DHT (Distributed Hash Table)
Modern BitTorrent doesn't require trackers. DHT creates a distributed database where peers can find other peers without a central server:
- Uses Kademlia algorithm
- Each peer stores information about nearby peers in ID space
- Provides tracker-like functionality in decentralized manner
- Resilient to tracker failures or censorship
Security and Privacy
BitTorrent has several security considerations:
Protocol Encryption: Obfuscates traffic to bypass ISP throttling
PEX (Peer Exchange): Peers share peer lists directly, reducing tracker dependency
Magnet Links: Reference torrents by info hash without needing .torrent file
Private Trackers: Require authentication, track ratios, encourage seeding
Copyright Concerns: BitTorrent is neutral technology but can distribute copyrighted content
Real-World Applications
Beyond file sharing, BitTorrent's principles appear in:
Content Delivery: Twitter uses BitTorrent-inspired Murder for deploying code to servers
Software Distribution: Linux distributions, game updates, software patches
Live Streaming: Peer-assisted streaming reduces server load
Blockchain: Bitcoin and Ethereum use gossip protocols inspired by P2P systems
IPFS: InterPlanetary File System uses BitTorrent-like chunking and distribution
Conclusion
BitTorrent demonstrates how to build efficient distributed systems through clever incentive design. The key principles are:
- Decentralization: No single point of failure or bottleneck
- Swarming: More demand creates more supply
- Incentive alignment: Tit-for-tat encourages cooperation
- Piece verification: Cryptographic hashes ensure integrity
- Rarest first: Maintains piece diversity in the swarm
These patterns extend beyond file sharing to distributed databases, content delivery networks, and peer-to-peer systems generally. Understanding BitTorrent provides insight into how to coordinate distributed resources without central control—a fundamental challenge in distributed systems.
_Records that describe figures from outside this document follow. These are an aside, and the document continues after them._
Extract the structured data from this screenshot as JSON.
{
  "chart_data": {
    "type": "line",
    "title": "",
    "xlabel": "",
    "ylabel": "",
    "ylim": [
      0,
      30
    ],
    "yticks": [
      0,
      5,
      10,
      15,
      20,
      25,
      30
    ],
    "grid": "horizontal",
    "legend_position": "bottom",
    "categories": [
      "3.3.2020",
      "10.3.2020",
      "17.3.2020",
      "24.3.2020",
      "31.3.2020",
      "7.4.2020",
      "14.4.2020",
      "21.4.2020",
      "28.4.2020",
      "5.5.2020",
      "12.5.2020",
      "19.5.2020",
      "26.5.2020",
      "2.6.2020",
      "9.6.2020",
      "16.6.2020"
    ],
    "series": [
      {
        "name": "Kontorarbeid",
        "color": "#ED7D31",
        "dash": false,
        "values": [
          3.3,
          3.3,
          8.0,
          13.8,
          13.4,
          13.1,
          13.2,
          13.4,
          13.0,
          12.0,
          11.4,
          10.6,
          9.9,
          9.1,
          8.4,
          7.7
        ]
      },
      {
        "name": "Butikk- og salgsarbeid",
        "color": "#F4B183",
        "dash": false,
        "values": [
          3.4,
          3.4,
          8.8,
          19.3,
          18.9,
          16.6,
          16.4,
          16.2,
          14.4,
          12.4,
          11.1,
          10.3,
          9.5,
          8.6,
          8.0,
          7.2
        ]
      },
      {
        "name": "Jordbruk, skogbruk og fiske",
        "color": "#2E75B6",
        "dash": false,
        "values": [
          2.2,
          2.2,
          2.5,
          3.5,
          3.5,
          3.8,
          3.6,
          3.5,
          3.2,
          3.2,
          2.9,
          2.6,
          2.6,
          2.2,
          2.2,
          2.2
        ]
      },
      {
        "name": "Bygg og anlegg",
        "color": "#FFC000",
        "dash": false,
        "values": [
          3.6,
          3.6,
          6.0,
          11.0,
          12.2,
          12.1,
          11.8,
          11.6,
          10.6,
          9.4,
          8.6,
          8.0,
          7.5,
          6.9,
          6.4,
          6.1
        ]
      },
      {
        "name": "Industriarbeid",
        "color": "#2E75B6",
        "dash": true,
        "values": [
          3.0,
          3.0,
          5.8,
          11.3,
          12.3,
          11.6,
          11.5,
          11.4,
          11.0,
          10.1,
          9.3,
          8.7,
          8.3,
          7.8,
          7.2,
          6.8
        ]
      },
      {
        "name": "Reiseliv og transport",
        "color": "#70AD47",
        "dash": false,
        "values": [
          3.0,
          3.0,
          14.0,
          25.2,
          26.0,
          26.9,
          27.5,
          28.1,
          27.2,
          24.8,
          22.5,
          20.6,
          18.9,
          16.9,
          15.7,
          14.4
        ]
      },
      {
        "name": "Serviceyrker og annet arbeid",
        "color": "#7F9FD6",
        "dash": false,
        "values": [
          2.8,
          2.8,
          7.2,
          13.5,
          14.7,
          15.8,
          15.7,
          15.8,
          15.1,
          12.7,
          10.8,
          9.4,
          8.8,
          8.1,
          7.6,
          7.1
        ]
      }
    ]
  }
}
Our simulation captures the essence of BitTorrent: pieces flowing through a swarm, rarest-first selection, and peers helping each other. While production BitTorrent adds complexity—TCP connection management, detailed choking algorithms, DHT—the core ideas we've demonstrated remain central to how BitTorrent achieves its remarkable efficiency.
Exercises
-
Run the basic simulation with 1 seeder and 4 peers. Look at the download times for each peer. Now change the simulation to start with 2 seeders. By how much does the total download time decrease? Why doesn't adding a second seeder halve the download time?
-
In
simplified_peer.py, the rarest-first selection sorts pieces by how many peers have them. Change the selection to most common first (reverse the sort order) and run the simulation. What happens to the swarm over time? Which pieces are at risk of disappearing if the only seeder leaves? -
The
ChokingPeerrejects pieces that fail hash verification. Modify the simulation to occasionally corrupt a piece (flip one byte) before the hash check. What fraction of downloads succeed on the first try? How many total download attempts are needed to get all pieces? -
Optimistic unchoking gives new peers a chance to start downloading. Simulate a swarm where all peers start at the same time with no pieces. With optimistic unchoking disabled, can the swarm make any progress? With it enabled, how many rounds does it take before the first piece propagates?
-
A "free-rider" downloads pieces but never uploads. In the choking algorithm, what happens to a free-rider's upload record? Will it ever be unchoked by the top-4 mechanism? Under what circumstances might it receive pieces anyway, and is this a design flaw?